Конвенции похоронного славословия тут же, однако, опрокидываются благодаря параллелизму тайного еврейского торжества и официальной траурной истерии:
Дома царило подпольное ликование.
– Он, конечно, уже умер, – говорил папа, – иначе они не осмелились бы напечатать. Ты помнишь, Лиля, как он писал о Троцком? Собаке – собачья смерть.
– Подожди еще, – сказала суеверная тетя Лиля. – Вдруг он встанет.
– Не встанет, – сказал папа. – Лиля, есть в доме водка? [Там же: 33]
Сакрализация Сталина в коллективном советском сознании комически преломляется здесь в глазах простодушной, суеверной тети Лили, которая опасается, что мертвец может еще ожить254
.«Свое» пространство Женькиной семьи, в приведенной цитате названное «подпольным», в полном соответствии с дуальной пространственной семантикой Лотмана [Лотман 1970] противопоставляется общественному пространству школы, где громко оплакивают усопшего вождя.

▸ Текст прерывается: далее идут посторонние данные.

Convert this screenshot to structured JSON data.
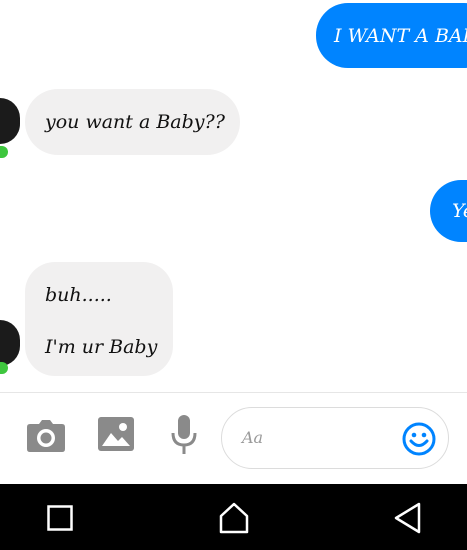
{
  "messages": [
    {
      "direction": "outgoing",
      "text": "I WANT A BAB"
    },
    {
      "direction": "incoming",
      "text": "you want a Baby??"
    },
    {
      "direction": "outgoing",
      "text": "Ye"
    },
    {
      "direction": "incoming",
      "lines": [
        "buh.....",
        "I'm ur Baby"
      ]
    }
  ],
  "composer": {
    "placeholder": "Aa",
    "icons": [
      "camera-icon",
      "image-icon",
      "microphone-icon",
      "emoji-icon"
    ]
  },
  "navbar": {
    "icons": [
      "recent-apps-icon",
      "home-icon",
      "back-icon"
    ]
  },
  "colors": {
    "outgoing_bubble": "#0084ff",
    "incoming_bubble": "#f1f0f0",
    "accent": "#0084ff",
    "online": "#3ec63e"
  }
}
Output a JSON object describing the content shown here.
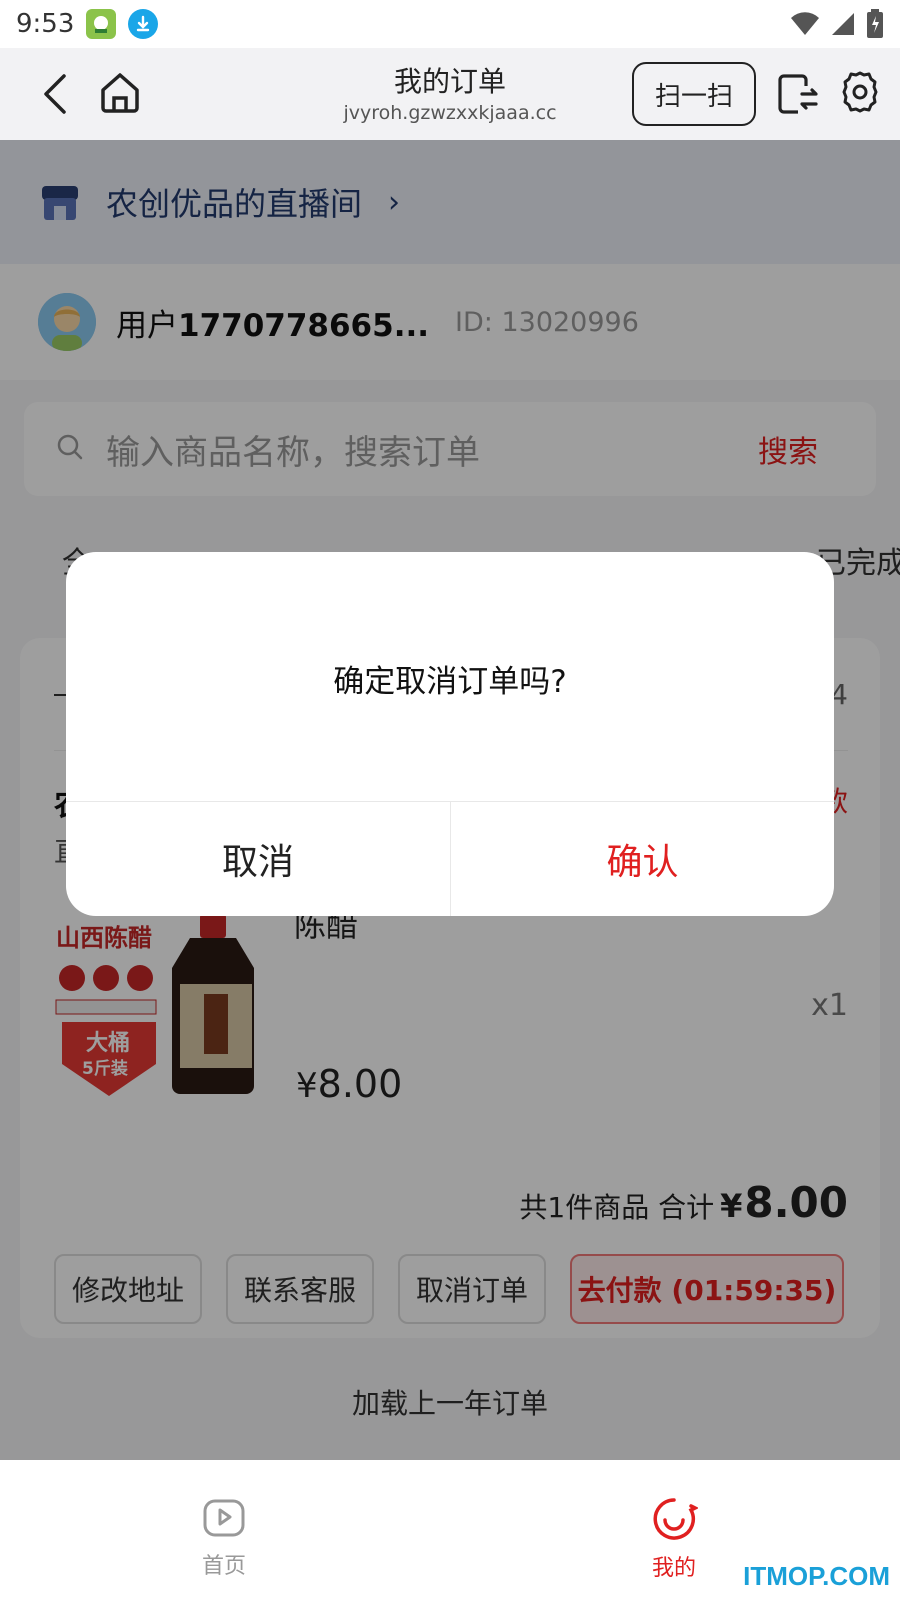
{
  "status_bar": {
    "time": "9:53"
  },
  "title_bar": {
    "title": "我的订单",
    "url": "jvyroh.gzwzxxkjaaa.cc",
    "scan_label": "扫一扫"
  },
  "store": {
    "name": "农创优品的直播间"
  },
  "user": {
    "name_prefix": "用户",
    "name_number": "1770778665...",
    "id": "ID: 13020996"
  },
  "search": {
    "placeholder": "输入商品名称，搜索订单",
    "button": "搜索"
  },
  "tabs": {
    "left_partial": "全",
    "right_partial": "已完成"
  },
  "order": {
    "number_partial": "4",
    "store_partial": "农",
    "status_partial": "款",
    "sub_partial": "直",
    "product_name": "陈醋",
    "quantity": "x1",
    "price_symbol": "¥",
    "price": "8.00",
    "product_image_texts": [
      "山西陈醋",
      "大桶",
      "5斤装"
    ],
    "total_prefix": "共1件商品 合计",
    "total_symbol": "¥",
    "total": "8.00",
    "buttons": {
      "edit_address": "修改地址",
      "contact_service": "联系客服",
      "cancel_order": "取消订单",
      "pay": "去付款 (01:59:35)"
    }
  },
  "load_more": "加载上一年订单",
  "dialog": {
    "message": "确定取消订单吗?",
    "cancel": "取消",
    "confirm": "确认"
  },
  "bottom_nav": {
    "home": "首页",
    "mine": "我的"
  },
  "watermark": "ITMOP.COM",
  "colors": {
    "accent": "#e02020",
    "store_text": "#223a6e",
    "overlay": "rgba(0,0,0,0.38)"
  }
}
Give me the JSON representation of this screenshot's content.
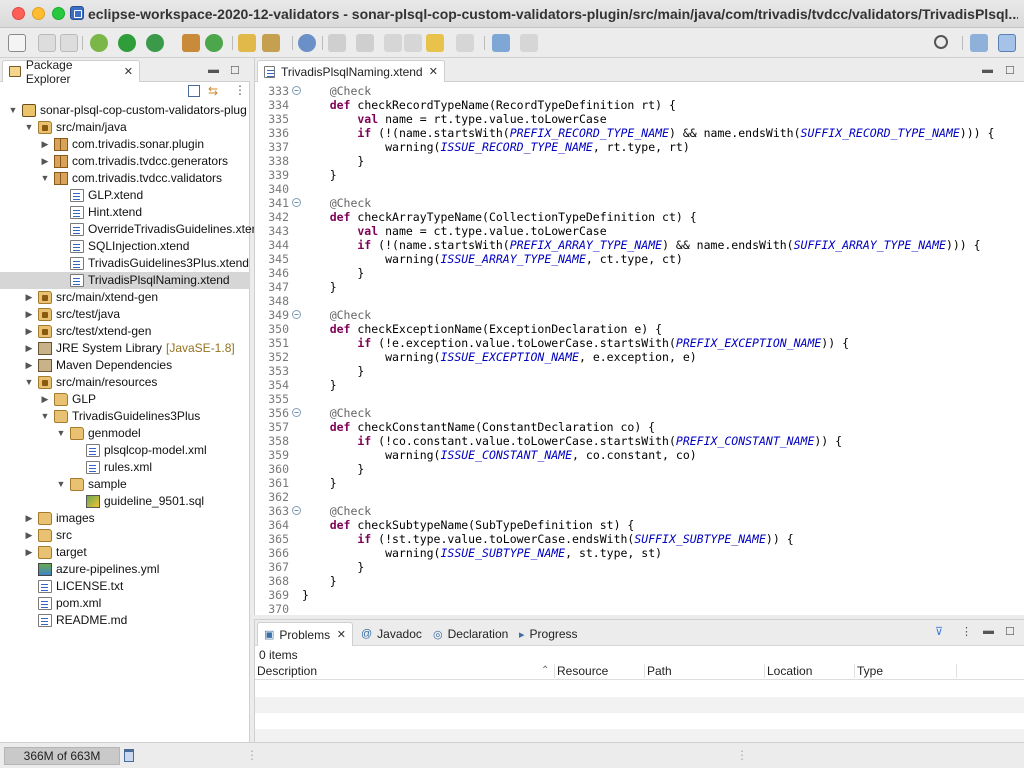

Ксана тихо легла в обморок, как покойница. Ее подняли, посадили в президиум, и она глядела оттуда совершенно безумными, припадочными глазами. Директриса […] держала речь. Со времен Маркса не было такого гения, – сказала она […] Спасибо товарищу Сталину за наше счастливое детство. Товарищ Сталин отдал жизнь борьбе за счастье народное, это был Вождь земного шара. Полководец, генералиссимус, отец родной… Директриса стала всхлипывать.
В ответ заголосили со всех сторон [Шмуклер 1975: 33].
Речь Ксаны сочетает риторику сталинского культа личности с традиционным русским причитанием: после смерти и последующей канонизации Ленина этот идеологический синтез стал частью «рефольклоризации» советской культуры (см.: [Юстус 2000]). Безудержная гиперболизация как главный прием надгробного панегирика, космогонические («Вождь земного шара») и фольклорные («отец родной») тропы, а также христианско-сакрализирующие обороты («отдал жизнь борьбе за счастье народное»), возносящие правителя в сферу трансцендентного, служат стереотипными эпидейктическими формулами и частью устойчивого ритуала, разработанного тоталитарной культурой. Эти формулы разоблачаются в тексте с точки зрения радикально Другого – маргинализованного еврея.